Liberalismo se juega su carta presidencial en casa de Gaviria
El Partido Liberal entró en horas decisivas. Este martes 7 de abril, la bancada de la colectividad se reunió en la residencia del expresidente César Gaviria para resolver una pregunta que lleva días tensionando al partido: si se la juega por un candidato presidencial o si deja en libertad a su militancia de cara a la primera vuelta del 31 de mayo.
Al encuentro llegaron congresistas en ejercicio y también dirigentes recién elegidos. La dinámica, según lo reportado, es uno a uno: cada legislador expone su posición antes de que la dirección liberal tome una determinación. Sobre la mesa hay dos caminos: cerrar filas alrededor de una campaña o soltar el voto para que cada sector del partido decida por su cuenta.

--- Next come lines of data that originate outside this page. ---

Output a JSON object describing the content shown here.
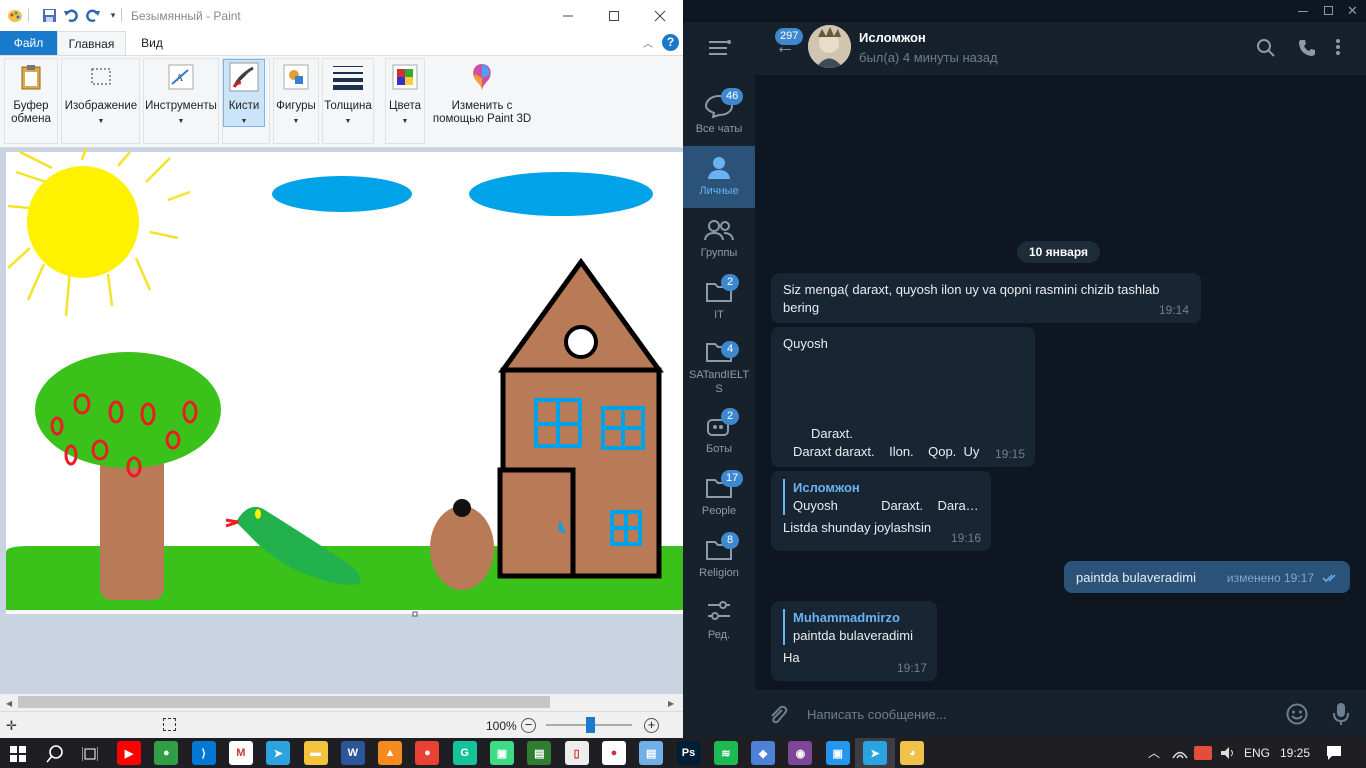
{
  "paint": {
    "title": "Безымянный - Paint",
    "tabs": {
      "file": "Файл",
      "home": "Главная",
      "view": "Вид"
    },
    "ribbon": {
      "clipboard": "Буфер обмена",
      "image": "Изображение",
      "tools": "Инструменты",
      "brushes": "Кисти",
      "shapes": "Фигуры",
      "size": "Толщина",
      "colors": "Цвета",
      "paint3d": "Изменить с помощью Paint 3D"
    },
    "status": {
      "zoom": "100%"
    }
  },
  "telegram": {
    "contact": {
      "name": "Исломжон",
      "status": "был(а) 4 минуты назад",
      "unread_back": "297"
    },
    "folders": [
      {
        "label": "Все чаты",
        "badge": "46",
        "icon": "chat-bubble-icon"
      },
      {
        "label": "Личные",
        "badge": "",
        "icon": "person-icon"
      },
      {
        "label": "Группы",
        "badge": "",
        "icon": "group-icon"
      },
      {
        "label": "IT",
        "badge": "2",
        "icon": "folder-icon"
      },
      {
        "label": "SATandIELTS",
        "badge": "4",
        "icon": "folder-icon"
      },
      {
        "label": "Боты",
        "badge": "2",
        "icon": "bot-icon"
      },
      {
        "label": "People",
        "badge": "17",
        "icon": "folder-icon"
      },
      {
        "label": "Religion",
        "badge": "8",
        "icon": "folder-icon"
      },
      {
        "label": "Ред.",
        "badge": "",
        "icon": "edit-filters-icon"
      }
    ],
    "date_divider": "10 января",
    "messages": {
      "m1": {
        "text": "Siz menga( daraxt, quyosh ilon uy va qopni rasmini chizib tashlab bering",
        "time": "19:14"
      },
      "m2": {
        "line1": "Quyosh",
        "line2": "Daraxt.",
        "line3": "Daraxt daraxt.    Ilon.    Qop.  Uy",
        "time": "19:15"
      },
      "m3": {
        "reply_name": "Исломжон",
        "reply_text": "Quyosh            Daraxt.    Dara…",
        "text": "Listda shunday joylashsin",
        "time": "19:16"
      },
      "m4": {
        "text": "paintda  bulaveradimi",
        "edited": "изменено",
        "time": "19:17"
      },
      "m5": {
        "reply_name": "Muhammadmirzo",
        "reply_text": "paintda  bulaveradimi",
        "text": "На",
        "time": "19:17"
      }
    },
    "input_placeholder": "Написать сообщение..."
  },
  "taskbar": {
    "lang": "ENG",
    "time": "19:25",
    "apps": [
      "youtube-icon",
      "chrome-icon",
      "vscode-icon",
      "gmail-icon",
      "telegram-icon",
      "explorer-icon",
      "word-icon",
      "vlc-icon",
      "maps-icon",
      "grammarly-icon",
      "android-icon",
      "terminal-icon",
      "file-icon",
      "record-icon",
      "notepad-icon",
      "photoshop-icon",
      "spotify-icon",
      "bluestacks-icon",
      "tor-icon",
      "docker-icon",
      "telegram-active-icon",
      "paint-icon"
    ]
  },
  "colors": {
    "tg_bg": "#0e1621",
    "tg_panel": "#17212b",
    "tg_accent": "#6ab3f3",
    "paint_file_tab": "#1979ca"
  }
}
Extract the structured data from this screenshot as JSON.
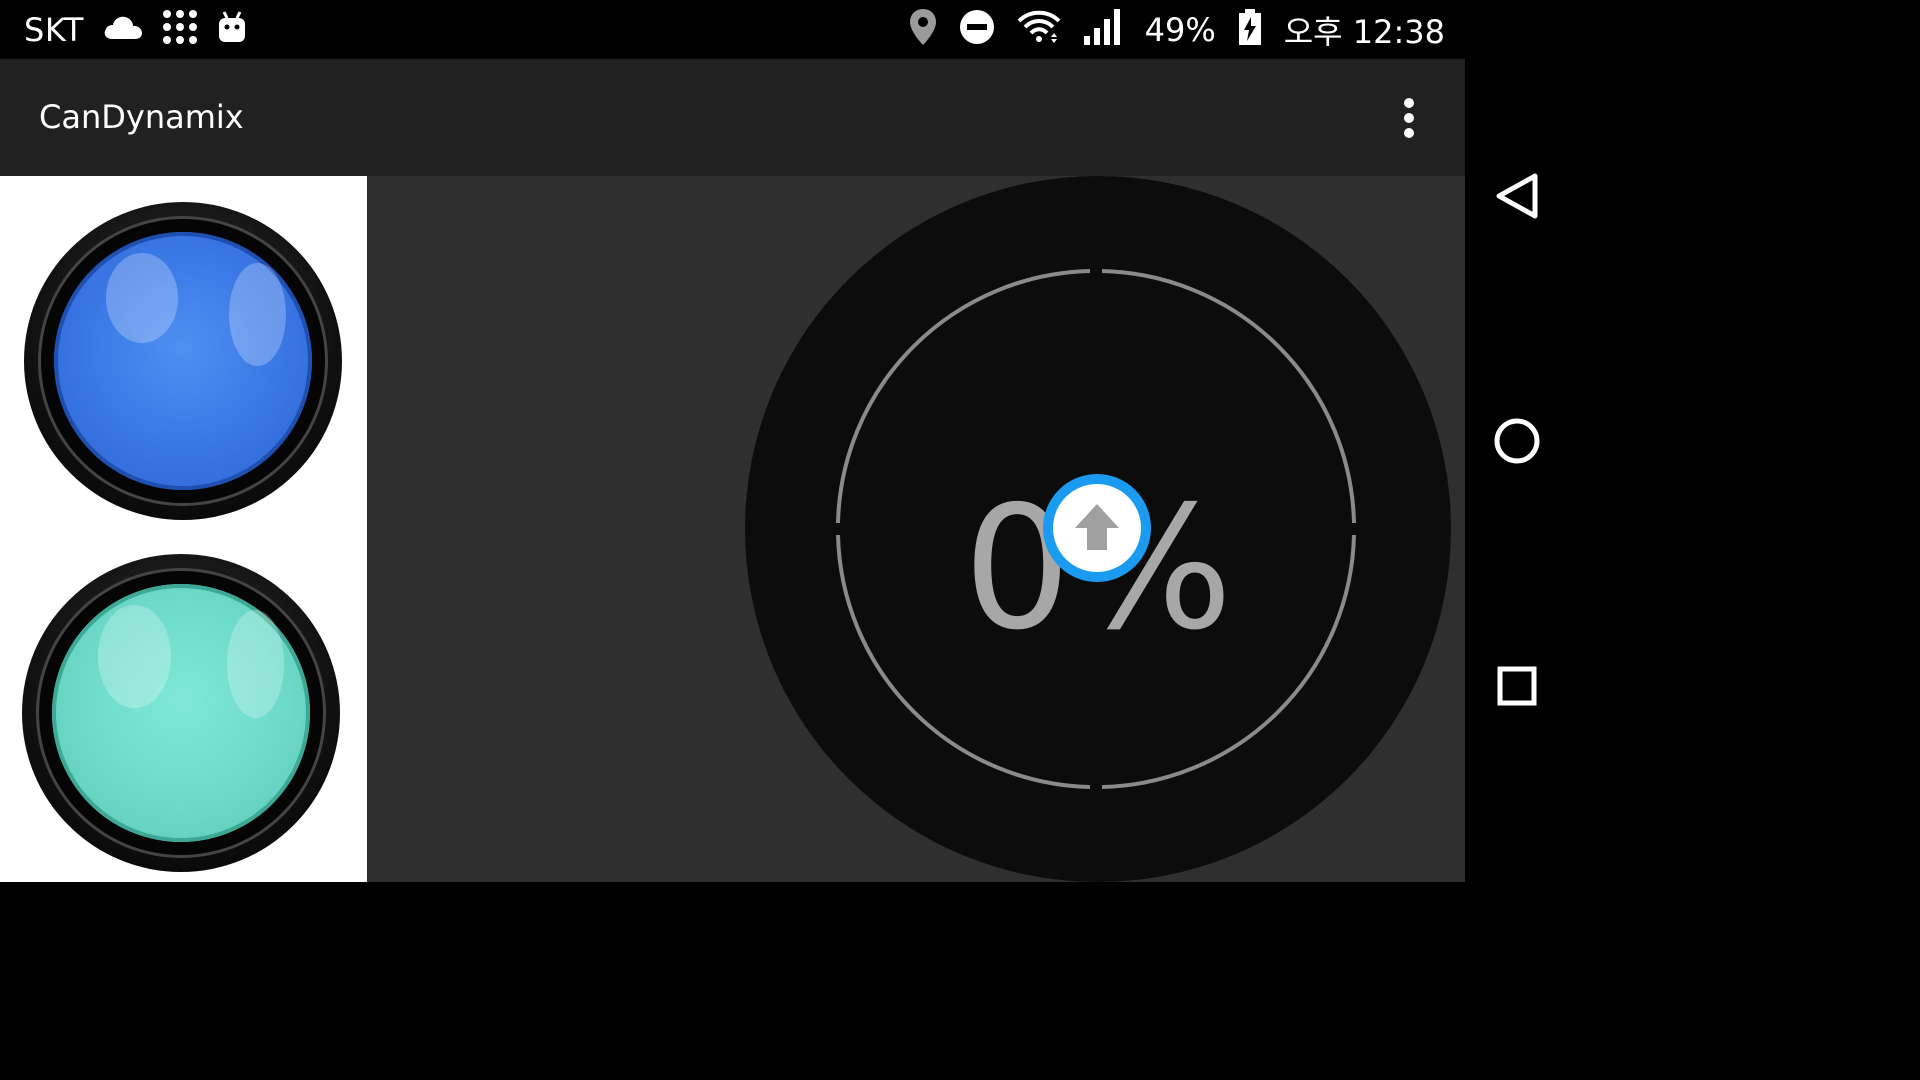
{
  "status_bar": {
    "carrier": "SKT",
    "battery": "49%",
    "time": "오후 12:38",
    "icons": [
      "cloud-icon",
      "apps-grid-icon",
      "android-icon",
      "location-icon",
      "do-not-disturb-icon",
      "wifi-icon",
      "signal-icon",
      "battery-charging-icon"
    ]
  },
  "app_bar": {
    "title": "CanDynamix",
    "menu_icon": "more-vert-icon"
  },
  "buttons": [
    {
      "name": "blue-button",
      "color": "#3a78e6"
    },
    {
      "name": "teal-button",
      "color": "#6edbc9"
    }
  ],
  "gauge": {
    "value_text": "0%",
    "value": 0,
    "knob_icon": "arrow-up-icon",
    "knob_color": "#1a9bf0",
    "ring_color": "#8a8a8a"
  },
  "nav_bar": {
    "icons": [
      "back-icon",
      "home-icon",
      "recents-icon"
    ]
  }
}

Liberalismo en la casa Gaviria
La escena retrata una colectividad atravesada por posturas distintas en un momento en que las campañas presidenciales buscan sumar respaldos y los partidos sin candidato propio se volvieron pieza codiciada en el tablero electoral. En ese pulso, el liberalismo no solo define una adhesión: también mide hasta dónde puede sostener una posición común sin agrandar sus fracturas internas.
Más que una reunión de trámite, lo que se mueve en la casa de Gaviria es una decisión con efecto político inmediato. De ese encuentro puede salir un apoyo que incline la balanza en la recta final de la campaña o, por el contrario, una señal de dispersión que confirme que ni siquiera dentro del liberalismo hay consenso sobre a quién entregarle su peso electoral. Esta última lectura es una inferencia basada en la división reportada dentro de los partidos tradicionales y en las opciones que discute hoy la bancada liberal.